WASHINGTON – The Buffalo Board of Education will receive a $3.9 million federal grant to convert Martin Luther King Multicultural Institute into a fifth- through 12th-grade school specializing in science, technology, engineering and math.

The school, at 487 High St., will be allied with the nearby Buffalo Niagara Medical Campus to give students a firsthand look at high-tech careers.

The award to Buffalo is one of 24 that President Obama is set to announce at an appearance today at a high school in the Washington suburb of Bladensberg, Md. The money comes from a program established by the U.S. Department of Labor in conjunction with the Department of Education that aims to connect school districts, colleges and the job-training system to develop ways of integrating education with work experience.

“This is huge,” Buffalo School Superintendent Pamela C. Brown said Sunday. “It doesn’t just impact students in the district. It impacts the city as a whole, because it will prepare students for careers in such an important field in the Buffalo community.”

The new school will open as soon as this fall, serving grades 5 and 6, as well as 9 and 10, Brown said.

Within two years, it will serve grades 5 through 12 and enroll between 600 and 650 students, according to the superintendent.

The school will eventually be renamed, Brown added, though the new name will also honor the Rev. Martin Luther King Jr.

“It’s close to the Medical Campus, which gives us the opportunity to take advantage of that proximity to help expose children to careers there in practical and meaningful ways,” said Barbara Seals Nevergold, president of the Buffalo Board of Education.

Martin Luther King Multicultural Institute has been failing to meet standards for years, and School Board member John B. Licata began a push last summer to convert the school into a facility specializing in what is now referred to as STEM education: training in the science, technology, engineering and math subjects that are seen by many as the pathway to the careers of the future.

Last month, the School Board narrowly approved a plan to convert King Multicultural Institute into a STEM school, but the federal grant gives the district a huge boost toward fulfilling that plan by allowing the school to purchase additional equipment and staff, Brown said.

Some 275 schools applied for the Youth CareerConnect grants. The Buffalo district not only won one of the 24 grants, but received one that was proportionally much higher than those of some other districts.

For example, the New York City Board of Education, which operates schools that serve 23 times more students than in Buffalo, received only $7 million.
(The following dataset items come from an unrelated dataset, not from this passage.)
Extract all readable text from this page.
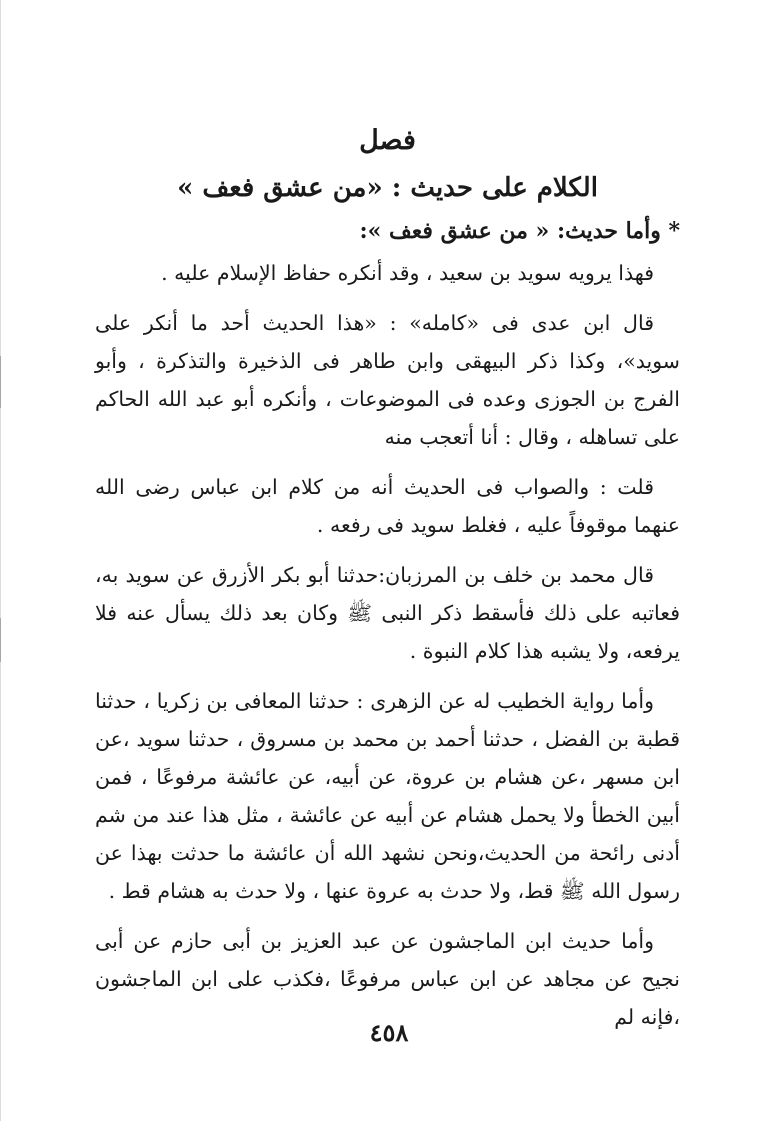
فصل
الكلام على حديث : «من عشق فعف »

* وأما حديث: « من عشق فعف »:

فهذا يرويه سويد بن سعيد ، وقد أنكره حفاظ الإسلام عليه .

قال ابن عدى فى «كامله» : «هذا الحديث أحد ما أنكر على سويد»، وكذا ذكر البيهقى وابن طاهر فى الذخيرة والتذكرة ، وأبو الفرج بن الجوزى وعده فى الموضوعات ، وأنكره أبو عبد الله الحاكم على تساهله ، وقال : أنا أتعجب منه

قلت : والصواب فى الحديث أنه من كلام ابن عباس رضى الله عنهما موقوفاً عليه ، فغلط سويد فى رفعه .

قال محمد بن خلف بن المرزبان:حدثنا أبو بكر الأزرق عن سويد به، فعاتبه على ذلك فأسقط ذكر النبى ﷺ وكان بعد ذلك يسأل عنه فلا يرفعه، ولا يشبه هذا كلام النبوة .

وأما رواية الخطيب له عن الزهرى : حدثنا المعافى بن زكريا ، حدثنا قطبة بن الفضل ، حدثنا أحمد بن محمد بن مسروق ، حدثنا سويد ،عن ابن مسهر ،عن هشام بن عروة، عن أبيه، عن عائشة مرفوعًا ، فمن أبين الخطأ ولا يحمل هشام عن أبيه عن عائشة ، مثل هذا عند من شم أدنى رائحة من الحديث،ونحن نشهد الله أن عائشة ما حدثت بهذا عن رسول الله ﷺ قط، ولا حدث به عروة عنها ، ولا حدث به هشام قط .

وأما حديث ابن الماجشون عن عبد العزيز بن أبى حازم عن أبى نجيح عن مجاهد عن ابن عباس مرفوعًا ،فكذب على ابن الماجشون ،فإنه لم

٤٥٨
“Our staff did a wonderful job researching potential funding sources and applying for this grant,” Brown said.

A White House official said the grants are part of Obama’s effort to rethink the high school experience to improve students’ exposure to STEM careers.

Youth CareerConnect schools aim to:

• Focus on high-demand industries such as information technology and health care.
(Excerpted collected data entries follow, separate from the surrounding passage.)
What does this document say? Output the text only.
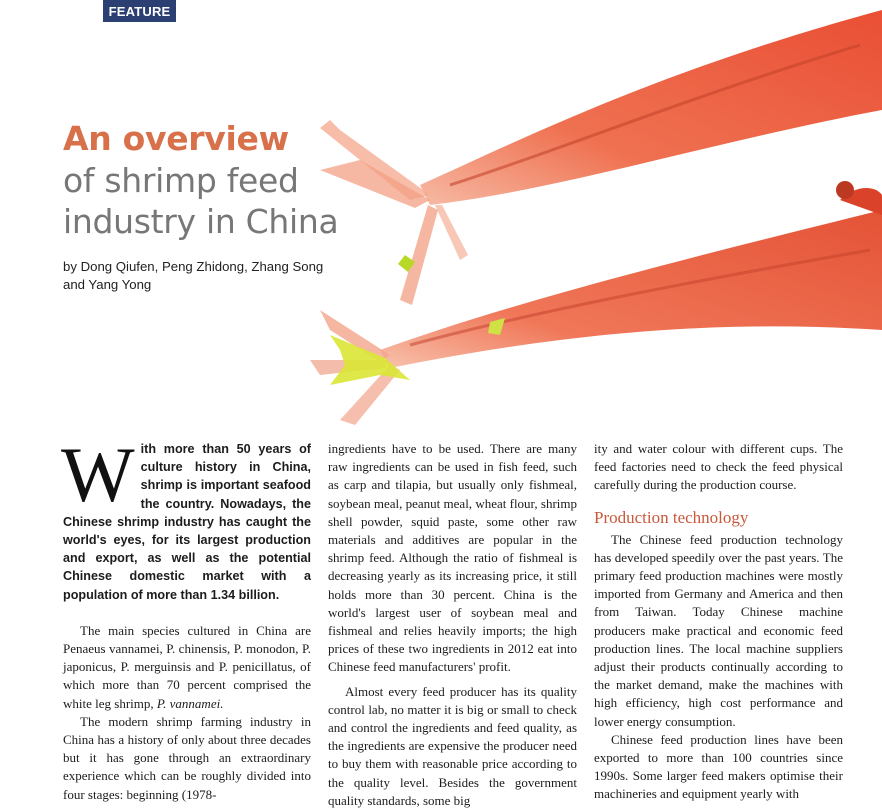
FEATURE
An overview
of shrimp feed
industry in China
by Dong Qiufen, Peng Zhidong, Zhang Song
and Yang Yong

With more than 50 years of culture history in China, shrimp is important seafood the country. Nowadays, the Chinese shrimp industry has caught the world's eyes, for its largest production and export, as well as the potential Chinese domestic market with a population of more than 1.34 billion.

The main species cultured in China are Penaeus vannamei, P. chinensis, P. monodon, P. japonicus, P. merguinsis and P. penicillatus, of which more than 70 percent comprised the white leg shrimp, P. vannamei.

The modern shrimp farming industry in China has a history of only about three decades but it has gone through an extraordinary experience which can be roughly divided into four stages: beginning (1978-

ingredients have to be used. There are many raw ingredients can be used in fish feed, such as carp and tilapia, but usually only fishmeal, soybean meal, peanut meal, wheat flour, shrimp shell powder, squid paste, some other raw materials and additives are popular in the shrimp feed. Although the ratio of fishmeal is decreasing yearly as its increasing price, it still holds more than 30 percent. China is the world's largest user of soybean meal and fishmeal and relies heavily imports; the high prices of these two ingredients in 2012 eat into Chinese feed manufacturers' profit.

Almost every feed producer has its quality control lab, no matter it is big or small to check and control the ingredients and feed quality, as the ingredients are expensive the producer need to buy them with reasonable price according to the quality level. Besides the government quality standards, some big

ity and water colour with different cups. The feed factories need to check the feed physical carefully during the production course.

Production technology

The Chinese feed production technology has developed speedily over the past years. The primary feed production machines were mostly imported from Germany and America and then from Taiwan. Today Chinese machine producers make practical and economic feed production lines. The local machine suppliers adjust their products continually according to the market demand, make the machines with high efficiency, high cost performance and lower energy consumption.

Chinese feed production lines have been exported to more than 100 countries since 1990s. Some larger feed makers optimise their machineries and equipment yearly with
• Offer a career-focused curriculum that involves not just classroom work, but also work-based learning, mentoring and “job shadowing,” where students could see what high-tech professionals do firsthand.

• Provide education and training that can lead to credit toward a college degree or an industry-recognized credential.

Rep. Brian Higgins, D-Buffalo, lauded the grant program.

“This is the type of education reform we need, getting academia and our workforce training programs together to make sure our kids are graduating with the marketable skills, especially in math and science, they need to compete in a globalized economy,” he said.

“Other countries are making these investments and we have to as well.”